Siguiendo con la comparación entre la política y la Justicia, Rosenkrantz planteó: “En la aplicación del derecho los jueces no pueden hacer lo mismo que los representantes de la voluntad popular hacen al crear derecho. Este es un punto de fundamental importancia… La buena política debe apuntar a la justicia y ello exige que quienes votan lo hagan motivados sus convicciones de justicia”. Y detalló: “Los jueces, en cambio, tienen un mandato distinto -contrario diría- al de los representantes de la voluntad popular”.

Juan Carlos Maqueda y Horacio Rosatti, en la ceremonia. Foto: Emmanuel Fernández.

Rosenkrantz habló también de “la judicialización de la política”. La definió como “la expectativa general de que las reivindicaciones que tradicionalmente eran, en un estado democrático y constitucional, atendidas por los representantes de la voluntad popular y resueltas mediante el voto, sean llevadas por ante los tribunales para ser decididas por los jueces”.

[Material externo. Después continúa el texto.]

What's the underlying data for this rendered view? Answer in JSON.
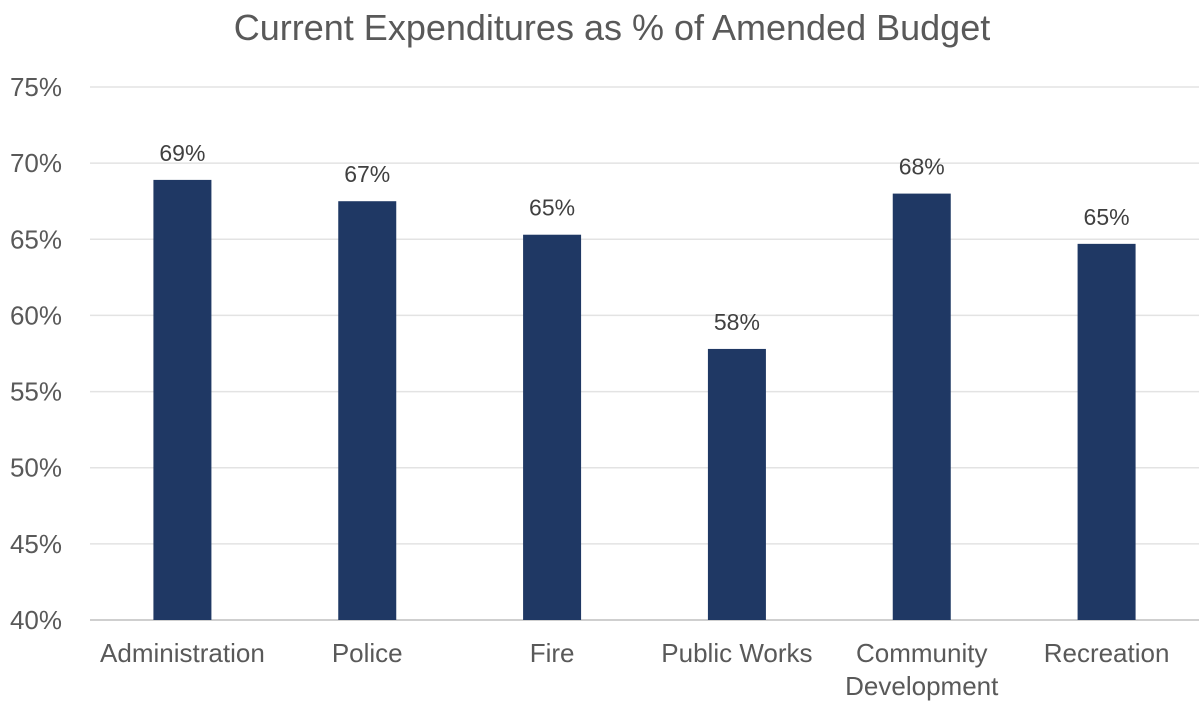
{
  "chart_data": {
    "type": "bar",
    "title": "Current Expenditures as % of Amended Budget",
    "categories": [
      "Administration",
      "Police",
      "Fire",
      "Public Works",
      "Community Development",
      "Recreation"
    ],
    "category_lines": [
      [
        "Administration"
      ],
      [
        "Police"
      ],
      [
        "Fire"
      ],
      [
        "Public Works"
      ],
      [
        "Community",
        "Development"
      ],
      [
        "Recreation"
      ]
    ],
    "values": [
      68.9,
      67.5,
      65.3,
      57.8,
      68.0,
      64.7
    ],
    "data_labels": [
      "69%",
      "67%",
      "65%",
      "58%",
      "68%",
      "65%"
    ],
    "ylim": [
      40,
      75
    ],
    "yticks": [
      40,
      45,
      50,
      55,
      60,
      65,
      70,
      75
    ],
    "ytick_labels": [
      "40%",
      "45%",
      "50%",
      "55%",
      "60%",
      "65%",
      "70%",
      "75%"
    ],
    "xlabel": "",
    "ylabel": "",
    "grid": true,
    "legend": "none",
    "colors": {
      "bar": "#1f3864",
      "grid": "#e3e3e3",
      "text": "#595959"
    }
  }
}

Y añadió: “En segundo lugar, de modo especular, aparece una tendencia en algunos jueces a moralizar y politizar su quehacer…: en lugar de razonar en términos únicamente jurídicos, algunos jueces trascienden el derecho en búsqueda de la realización directa de sus ideales morales”.

El juez cerró su discurso sosteniendo que “recuperar la fe en la política requiere recuperar la confianza en que las democracias constitucionales, con todas sus imperfecciones, son los esquemas mejor diseñados para que nuestras sociedades cambien endógenamente”.

El juez de la Corte Suprema, Carlos Rosenkrantz, fue incorporado como Académico Número en Academias Nacional Ciencias Morales y Políticas. Foto: Emmanuel Fernández.